The rules and regulations that exist in Europe are different to America, and what can we learn from that? Why is that? How can we create a better, more sustainable business because we are sharing that best practice, because we work collaboratively internally as well as externally?

And I think that is what comes through within the report in terms of how do we create healthier communities, how do we create a healthier environment, how do we create a healthier workplace? What do we do to make our products more sustainable? And all of those things are happening because we are trying to innovate but we are also trying to learn from others who have greater expertise or who want to work with us.

Anderson: That reminds me of one of my last questions, which is about Walgreens welcoming a new CEO soon, Roz Brewer. How do you anticipate working together with her to continue pushing forward WBA’s social responsibility efforts?

Ellis: I am very much looking forward to working with her from what I have seen of Starbucks in terms of their commitment to fair trade with all of their coffee products, in terms of their packaging, and what is in the public domain about what Starbucks has done. There are very similar parallels between ourselves and Starbucks. I am looking forward to learning some of the lessons that she might have picked up from Starbucks and bringing those to play in what we do. Equally, I’m looking forward to explaining to her all of the things that we have been doing over the past 20 years to try and make our business more sustainable.

Anderson: As you just mentioned, you have been in corporate social responsibility work for a while.
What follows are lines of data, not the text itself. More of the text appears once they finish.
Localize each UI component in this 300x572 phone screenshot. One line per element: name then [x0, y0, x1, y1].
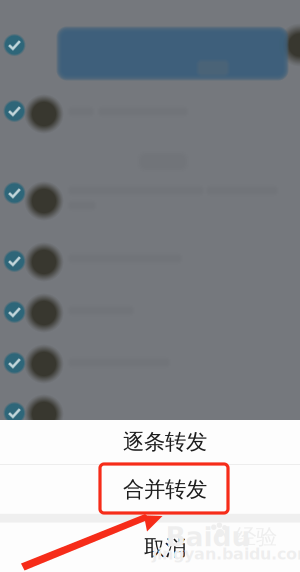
button[interactable]: 取消 — [0, 523, 300, 572]
staticText: 取消 — [144, 534, 186, 561]
button[interactable]: 合并转发 — [0, 465, 300, 514]
staticText: 合并转发 — [123, 476, 207, 503]
staticText: 逐条转发 — [123, 429, 207, 456]
staticText: 经验 — [235, 524, 277, 550]
staticText: Baidu — [166, 522, 250, 552]
staticText: jingyan.baidu.com — [152, 545, 300, 563]
button[interactable]: 逐条转发 — [0, 420, 300, 464]
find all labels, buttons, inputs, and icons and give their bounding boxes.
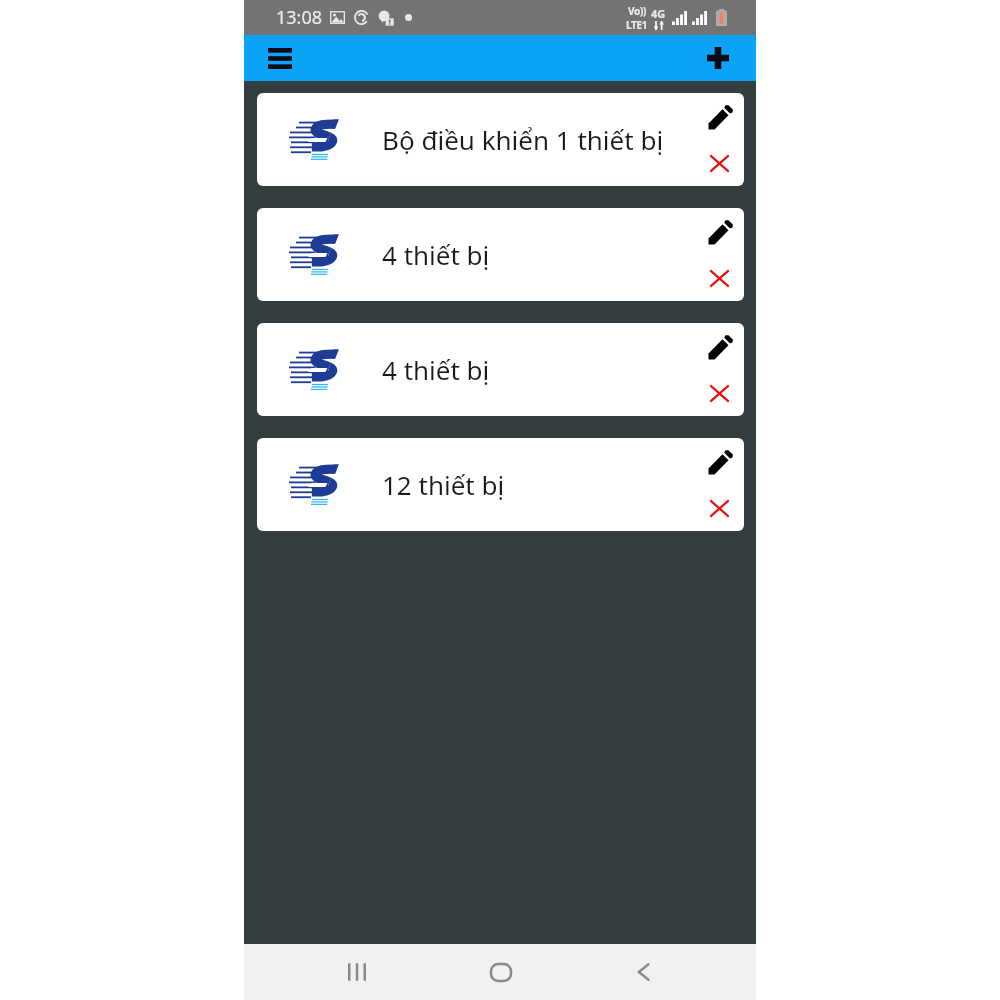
staticText: 13:08 [276,5,323,30]
button[interactable]: Delete [699,485,743,531]
staticText: Vo)) [628,4,647,18]
staticText: 4 thiết bị [382,352,490,387]
button[interactable]: Back [572,944,715,1000]
button[interactable]: Edit [699,439,743,485]
button[interactable]: 4 thiết bị [257,323,744,416]
button[interactable]: 12 thiết bị [257,438,744,531]
button[interactable]: Home [429,944,572,1000]
button[interactable]: Recents [285,944,429,1000]
button[interactable]: Edit [699,209,743,255]
button[interactable]: Edit [699,324,743,370]
button[interactable]: Edit [699,94,743,140]
staticText: 12 thiết bị [382,467,505,502]
button[interactable]: Delete [699,140,743,186]
button[interactable]: Add [696,36,740,80]
staticText: Bộ điều khiển 1 thiết bị [382,122,664,157]
button[interactable]: Menu [258,36,302,80]
staticText: 4G [651,6,666,21]
staticText: LTE1 [626,18,648,32]
button[interactable]: Delete [699,370,743,416]
button[interactable]: Delete [699,255,743,301]
staticText: 4 thiết bị [382,237,490,272]
button[interactable]: Bộ điều khiển 1 thiết bị [257,93,744,186]
button[interactable]: 4 thiết bị [257,208,744,301]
What is your most important priority right now as the VP of corporate social responsibility at Walgreens Boots Alliance?

Ellis: In the long term, it is climate change, climate emissions. I really think that we have got to continue on our path. If you look at the report, it shows that we reduced our carbon footprint last year by 7.9 percent. And really, what we have got to do is to work with our suppliers — and I do not just mean the Unilevers of this world; I mean a lot of the small-to-medium-size firms — and impress upon them the need to reduce their carbon footprint. And what we have got to do is help them understand the things that we have done over the past 20 years, which have enabled us year on year to reduce our carbon footprint because it is better for the world and we are saving money for the company.